If r = p we follow the boundary from q in opposite direction.
At some point r’ we must cross l. r’ ≠ p as otherwise it contradicts that P is not monotone.
This implies that the lowest encountered vertex must be a merge one. ■
Sort P’s vertices from top to bottom. It takes O(nlogn) time.
Apply scan line from top to bottom to encounter vertices.
Diagonals are introduced at split and merge vertices.
Scan line intersection with P’s boundary is stored in a left to right ordered balanced binary tree.
Insertion into and deletion from a tree takes O(logn) time. Neighbor query takes O(1) time.
Total time consumed by scanning is O(nlogn) time.
At a split point we get the nearest left and right edges in O(1) time.
The last upper vertex is also stored (can be the top end of right or left edge).
This data suffices to decide on diagonal in O(1) time.
Merge vertices are handled similarly.
It takes O(nlogn) time to split P into monotone polygons.

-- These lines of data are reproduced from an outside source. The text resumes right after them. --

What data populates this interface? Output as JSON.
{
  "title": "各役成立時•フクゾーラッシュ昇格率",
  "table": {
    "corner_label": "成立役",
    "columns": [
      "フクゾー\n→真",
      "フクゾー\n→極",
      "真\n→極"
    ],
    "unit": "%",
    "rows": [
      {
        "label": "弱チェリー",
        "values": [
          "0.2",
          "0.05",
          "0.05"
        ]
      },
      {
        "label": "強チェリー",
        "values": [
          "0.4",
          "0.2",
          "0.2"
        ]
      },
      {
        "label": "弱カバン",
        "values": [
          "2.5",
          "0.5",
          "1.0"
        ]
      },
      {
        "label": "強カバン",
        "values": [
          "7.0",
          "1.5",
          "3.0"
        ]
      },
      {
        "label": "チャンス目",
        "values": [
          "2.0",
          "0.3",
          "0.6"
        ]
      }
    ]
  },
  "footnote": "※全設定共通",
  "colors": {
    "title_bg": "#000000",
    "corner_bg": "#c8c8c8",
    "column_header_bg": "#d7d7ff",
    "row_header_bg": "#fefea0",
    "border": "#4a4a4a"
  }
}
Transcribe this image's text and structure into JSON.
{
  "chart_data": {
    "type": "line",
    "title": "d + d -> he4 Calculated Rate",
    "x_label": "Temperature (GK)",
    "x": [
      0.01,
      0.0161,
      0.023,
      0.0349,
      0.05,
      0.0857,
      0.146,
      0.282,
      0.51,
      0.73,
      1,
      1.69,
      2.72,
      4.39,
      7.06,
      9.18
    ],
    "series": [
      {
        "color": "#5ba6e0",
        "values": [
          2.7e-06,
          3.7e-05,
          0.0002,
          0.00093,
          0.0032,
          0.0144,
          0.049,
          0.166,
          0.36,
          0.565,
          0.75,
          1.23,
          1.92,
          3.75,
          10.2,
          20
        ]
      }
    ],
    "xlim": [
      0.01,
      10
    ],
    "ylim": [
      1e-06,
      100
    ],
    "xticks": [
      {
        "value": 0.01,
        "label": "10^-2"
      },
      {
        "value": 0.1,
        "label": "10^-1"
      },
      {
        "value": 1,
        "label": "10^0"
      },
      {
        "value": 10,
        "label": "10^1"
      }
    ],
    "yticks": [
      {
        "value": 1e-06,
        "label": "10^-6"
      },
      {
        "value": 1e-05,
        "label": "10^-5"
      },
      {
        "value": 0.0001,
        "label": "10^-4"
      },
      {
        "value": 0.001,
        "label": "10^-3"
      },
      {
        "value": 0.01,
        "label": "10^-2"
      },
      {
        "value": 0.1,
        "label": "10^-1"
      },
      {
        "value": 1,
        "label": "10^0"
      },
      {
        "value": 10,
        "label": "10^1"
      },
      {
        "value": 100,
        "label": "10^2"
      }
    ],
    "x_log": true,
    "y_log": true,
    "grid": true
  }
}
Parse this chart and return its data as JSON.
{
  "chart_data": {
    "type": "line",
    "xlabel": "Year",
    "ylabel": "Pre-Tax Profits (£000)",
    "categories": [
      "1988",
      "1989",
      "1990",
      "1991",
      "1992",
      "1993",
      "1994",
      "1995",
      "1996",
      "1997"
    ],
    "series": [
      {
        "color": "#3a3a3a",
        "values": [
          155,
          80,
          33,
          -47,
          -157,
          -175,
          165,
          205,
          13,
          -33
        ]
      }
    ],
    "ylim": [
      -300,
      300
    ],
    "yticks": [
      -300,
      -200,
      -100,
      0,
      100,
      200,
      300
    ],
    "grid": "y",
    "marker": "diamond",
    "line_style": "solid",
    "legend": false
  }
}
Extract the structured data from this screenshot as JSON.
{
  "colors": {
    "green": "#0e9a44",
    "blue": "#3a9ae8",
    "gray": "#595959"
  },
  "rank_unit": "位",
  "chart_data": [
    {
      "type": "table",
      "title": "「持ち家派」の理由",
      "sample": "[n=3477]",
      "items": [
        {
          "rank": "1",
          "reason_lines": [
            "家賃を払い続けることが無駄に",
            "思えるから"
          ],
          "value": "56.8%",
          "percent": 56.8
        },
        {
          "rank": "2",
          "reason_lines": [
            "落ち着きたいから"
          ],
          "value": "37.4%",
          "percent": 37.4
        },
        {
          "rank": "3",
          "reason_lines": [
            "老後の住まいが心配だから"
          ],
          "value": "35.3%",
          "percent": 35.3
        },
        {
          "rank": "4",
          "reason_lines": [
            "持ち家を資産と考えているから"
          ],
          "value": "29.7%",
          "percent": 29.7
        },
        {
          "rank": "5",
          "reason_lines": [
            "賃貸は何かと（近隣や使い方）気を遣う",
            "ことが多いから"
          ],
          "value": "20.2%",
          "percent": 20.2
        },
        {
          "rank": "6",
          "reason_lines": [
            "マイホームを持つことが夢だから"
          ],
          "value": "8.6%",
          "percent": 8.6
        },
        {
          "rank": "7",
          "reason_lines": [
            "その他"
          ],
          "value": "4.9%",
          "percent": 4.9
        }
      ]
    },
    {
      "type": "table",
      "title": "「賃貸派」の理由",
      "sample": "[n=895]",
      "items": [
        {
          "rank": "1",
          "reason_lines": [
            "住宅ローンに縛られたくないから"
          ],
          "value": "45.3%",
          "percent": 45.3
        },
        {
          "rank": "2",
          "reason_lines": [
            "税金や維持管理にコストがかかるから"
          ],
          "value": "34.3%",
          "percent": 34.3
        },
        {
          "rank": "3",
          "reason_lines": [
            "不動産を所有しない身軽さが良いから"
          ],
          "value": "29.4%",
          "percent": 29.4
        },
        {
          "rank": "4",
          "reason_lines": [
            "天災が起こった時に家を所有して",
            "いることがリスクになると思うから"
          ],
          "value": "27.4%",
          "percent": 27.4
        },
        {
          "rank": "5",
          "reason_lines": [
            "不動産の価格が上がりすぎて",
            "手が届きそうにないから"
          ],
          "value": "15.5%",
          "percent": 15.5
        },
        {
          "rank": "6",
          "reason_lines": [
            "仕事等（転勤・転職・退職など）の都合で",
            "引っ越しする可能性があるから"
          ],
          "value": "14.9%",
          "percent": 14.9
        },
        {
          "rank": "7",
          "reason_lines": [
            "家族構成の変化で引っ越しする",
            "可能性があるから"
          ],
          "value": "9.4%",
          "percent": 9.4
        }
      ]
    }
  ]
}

Theorem: An n-vertex simple polygon can be partitioned into y-monotone polygons in O(nlogn) time and O(n) storage.
Theorem: Strictly y-monotone n-vertex polygon can be triangulated in linear time.
Theorem: (Gary et. al. 1978) A simple n-vertex polygon can be triangulated in O(nlogn) time and O(n) storage.
The problem has been studied extensively between 1978 and 1991, when in 1991 Chazelle presented an O(n) time complexity algorithm.